Former gubernatorial candidate talks N.J. politics, building up communities
By Gianluca D’Elia and Lauren Lavelle

New Jersey is known as one of the least politically engaged states in the U.S., but former gubernatorial candidate Jim Johnson encouraged an audience of Rider students to break the statistic and “go deep, build strong and stand tall” in a Sept. 26 address to the Rebovich Institute of New Jersey Politics at the Mercer Room.
Johnson, a former candidate for governor of New Jersey, came in second to Phil Murphy, former U.S. ambassador to Germany, in the Democratic primary in June 2017. He received 109,260 — or 22 percent — of the Democrat vote without support from the party. Meanwhile, 241,353 Democrats voted for Murphy, the party-endorsed candidate, making up 48 percent of the Democrats who voted this past summer.
“New Jersey is in the bottom 10 of all states in terms of civic engagement,” Johnson told students. “We are in the bottom of all states for voter participation. These things need to be turned around because we can’t afford to have anyone on the sidelines.”
Ben Dworkin, director of the Rebovich Institute, shared a similar sentiment, noting that political engagement in New Jersey is low, and that getting involved is important, especially for college students, whose lives can be directly affected by who is in the Statehouse.
“Virtually, nobody is paying attention to the New Jersey race,” Dworkin said. “It’s not there’s little coverage, it’s that sometimes Donald Trump takes up all the oxygen — there’s only so much column inches in a newspaper devoted to politics, and nine-tenths of it are taken up by what’s happening in Washington. So the coverage of what’s happening in an off-year election where Virginia and New Jersey are the only states with major elections, there should be major attention, and it should be a slow time in Washington, but it’s not, so the coverage and attention is down there.
I think that’s unfortunate because the next New Jersey governor is going to have to make huge decisions on things like student aid, support for colleges, any number of different issues like taxes, job creation, abortion rights, environmental protection — all of these things are affected much more by a governor than a president. So New Jersey’s next governor is going to have a real impact on the lives of students. I encourage them to get engaged.”
Johnson encouraged students to participate in government, telling the audience, “All you have to do is keep track of the news, and you will realize this nation needs fresh blood and your energy and your ideas.”
Johnson, a lawyer and activist who served as a U.S. Treasury official under former President Bill Clinton, co-founded New Jersey Communities Forward, a coalition made up of civil rights organizations, state law enforcement and municipal police, which aims to solve statewide issues of criminal justice and race.
“I believe this nation became great because of strong communities,” Johnson said. “I believe this state has incredibly strong communities that can become even stronger. [N.J. Communities Forward] created a space in which we could actually talk to each other across the barriers that usually divide us. This was important because we developed solutions — New Jersey became one of the first states with camera laws. We created enough space with people of goodwill to figure out how do we move forward.”

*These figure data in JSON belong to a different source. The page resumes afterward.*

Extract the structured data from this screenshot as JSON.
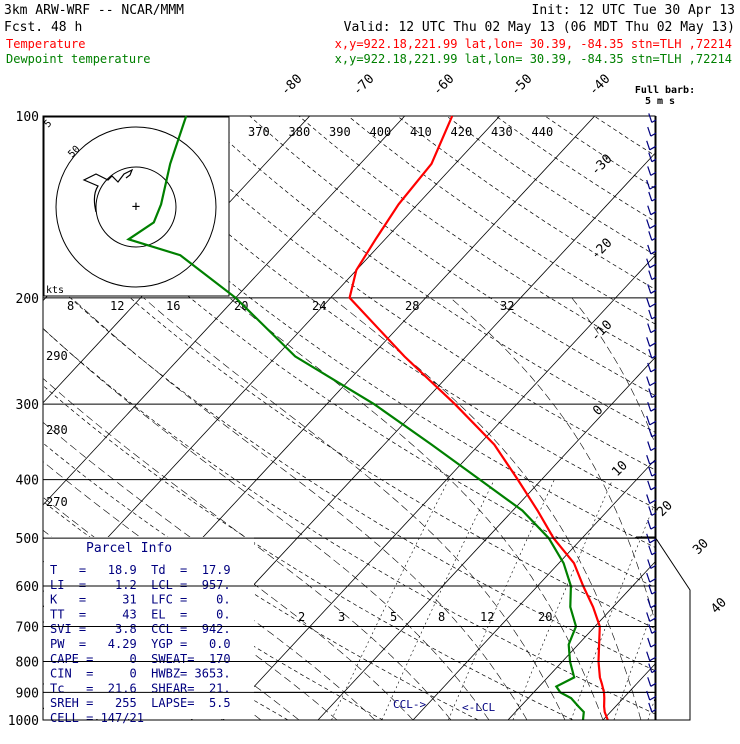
{
  "header": {
    "model": "3km ARW-WRF -- NCAR/MMM",
    "init": "Init: 12 UTC Tue 30 Apr 13",
    "fcst": "Fcst.   48 h",
    "valid": "Valid: 12 UTC Thu 02 May 13 (06 MDT Thu 02 May 13)",
    "temp_label": "Temperature",
    "temp_loc": "x,y=922.18,221.99   lat,lon= 30.39, -84.35   stn=TLH ,72214",
    "dew_label": "Dewpoint temperature",
    "dew_loc": "x,y=922.18,221.99   lat,lon= 30.39, -84.35   stn=TLH ,72214"
  },
  "colors": {
    "temperature": "#ff0000",
    "dewpoint": "#008000",
    "labels_red": "#ff0000",
    "labels_green": "#008000",
    "parcel_info": "#000080",
    "wind_barbs": "#000080",
    "grid": "#000000"
  },
  "wind": {
    "legend_title": "Full barb:",
    "legend_value": "5 m s"
  },
  "hodograph": {
    "ring_label": "50",
    "ring_label2": "5",
    "units": "kts"
  },
  "parcel_info": {
    "title": "Parcel Info",
    "rows": [
      "T   =   18.9  Td  =  17.9",
      "LI  =    1.2  LCL =  957.",
      "K   =     31  LFC =    0.",
      "TT  =     43  EL  =    0.",
      "SVI =    3.8  CCL =  942.",
      "PW  =   4.29  YGP =   0.0",
      "CAPE =     0  SWEAT=  170",
      "CIN  =     0  HWBZ= 3653.",
      "Tc   =  21.6  SHEAR=  21.",
      "SREH =   255  LAPSE=  5.5",
      "CELL = 147/21"
    ],
    "ccl_marker": "CCL->",
    "lcl_marker": "<-LCL"
  },
  "chart_data": {
    "type": "line",
    "diagram": "skew-T log-P",
    "pressure_levels": [
      100,
      200,
      300,
      400,
      500,
      600,
      700,
      800,
      900,
      1000
    ],
    "pressure_labels": [
      "100",
      "200",
      "300",
      "400",
      "500",
      "600",
      "700",
      "800",
      "900",
      "1000"
    ],
    "isotherm_labels": [
      "-80",
      "-70",
      "-60",
      "-50",
      "-40",
      "-30",
      "-20",
      "-10",
      "0",
      "10",
      "20",
      "30",
      "40"
    ],
    "theta_labels": [
      "370",
      "380",
      "390",
      "400",
      "410",
      "420",
      "430",
      "440"
    ],
    "theta_low_labels": [
      "290",
      "280",
      "270"
    ],
    "mixing_ratio_labels_upper": [
      "8",
      "12",
      "16",
      "20",
      "24",
      "28",
      "32"
    ],
    "mixing_ratio_labels_lower": [
      "2",
      "3",
      "5",
      "8",
      "12",
      "20"
    ],
    "series": [
      {
        "name": "Temperature",
        "points": [
          [
            1000,
            20.5
          ],
          [
            970,
            19.4
          ],
          [
            950,
            18.8
          ],
          [
            920,
            18.0
          ],
          [
            900,
            17.4
          ],
          [
            870,
            16.3
          ],
          [
            850,
            15.5
          ],
          [
            800,
            13.8
          ],
          [
            750,
            12.2
          ],
          [
            700,
            10.5
          ],
          [
            650,
            7.9
          ],
          [
            600,
            4.8
          ],
          [
            550,
            1.6
          ],
          [
            500,
            -3.0
          ],
          [
            450,
            -7.4
          ],
          [
            400,
            -12.5
          ],
          [
            350,
            -18.4
          ],
          [
            300,
            -26.5
          ],
          [
            250,
            -36.5
          ],
          [
            200,
            -48.0
          ],
          [
            180,
            -50.0
          ],
          [
            160,
            -51.0
          ],
          [
            140,
            -52.0
          ],
          [
            120,
            -52.5
          ],
          [
            100,
            -55.0
          ]
        ]
      },
      {
        "name": "Dewpoint temperature",
        "points": [
          [
            1000,
            17.9
          ],
          [
            970,
            17.2
          ],
          [
            950,
            16.1
          ],
          [
            920,
            14.5
          ],
          [
            900,
            12.8
          ],
          [
            880,
            11.8
          ],
          [
            850,
            12.8
          ],
          [
            800,
            10.8
          ],
          [
            750,
            9.0
          ],
          [
            700,
            8.0
          ],
          [
            650,
            5.5
          ],
          [
            600,
            3.5
          ],
          [
            550,
            0.5
          ],
          [
            500,
            -3.5
          ],
          [
            450,
            -9.0
          ],
          [
            400,
            -16.5
          ],
          [
            350,
            -25.0
          ],
          [
            300,
            -35.0
          ],
          [
            250,
            -48.0
          ],
          [
            200,
            -60.0
          ],
          [
            170,
            -70.0
          ],
          [
            160,
            -77.0
          ],
          [
            150,
            -76.0
          ],
          [
            140,
            -77.0
          ],
          [
            120,
            -80.0
          ],
          [
            100,
            -83.0
          ]
        ]
      }
    ],
    "xlim": [
      -40,
      40
    ],
    "ylim": [
      1000,
      100
    ],
    "yscale": "log"
  }
}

Johnson often held meet and greets while he was on the campaign trail, and recalled a time when he was told by a local barber in Camden that adolescents in his neighborhood can rarely be seen smiling because of the trauma they have experienced.
“One of the things we need to do in this state is deal with the trauma so many people have had in this state — loss of homes, trauma of law enforcement, trauma of feeling unsafe in communities,” Johnson said. “Go deep and try to get us from a point where so many of us in the state for years have been screaming back and forth with no progress.”
Johnson said he also hopes that through more civic engagement, more people will choose to stay in New Jersey rather than leaving for other states.
“A big problem for the future of this state is the fact that millennials, when you graduate, are leaving this state. We need to engage with you as the leadership today is thinking about whether you can get a job here or you need to leave and go somewhere else.”
Johnson emphasized that they key to solving the state’s most important issues is unity.
“We live in a political moment right now where the instinct has been not to pull us together, but to pull us apart from each other,” he said. “For me, community is strong enough when it works that it can hold and provide space for disagreements. A community that is great looks out for the weakest among us.”
Dworkin said the community-based initiatives that Johnson is leading in New Jersey reflect a wider public interest in community activism.
“A lot of people are interested in hearing what a reform message is,” he said. “There’s a tremendous amount of grassroots activism now, especially on the Democrat side, and people are looking to engage and challenge politics as it is. [Johnson] is certainly one of the people leading that fight.”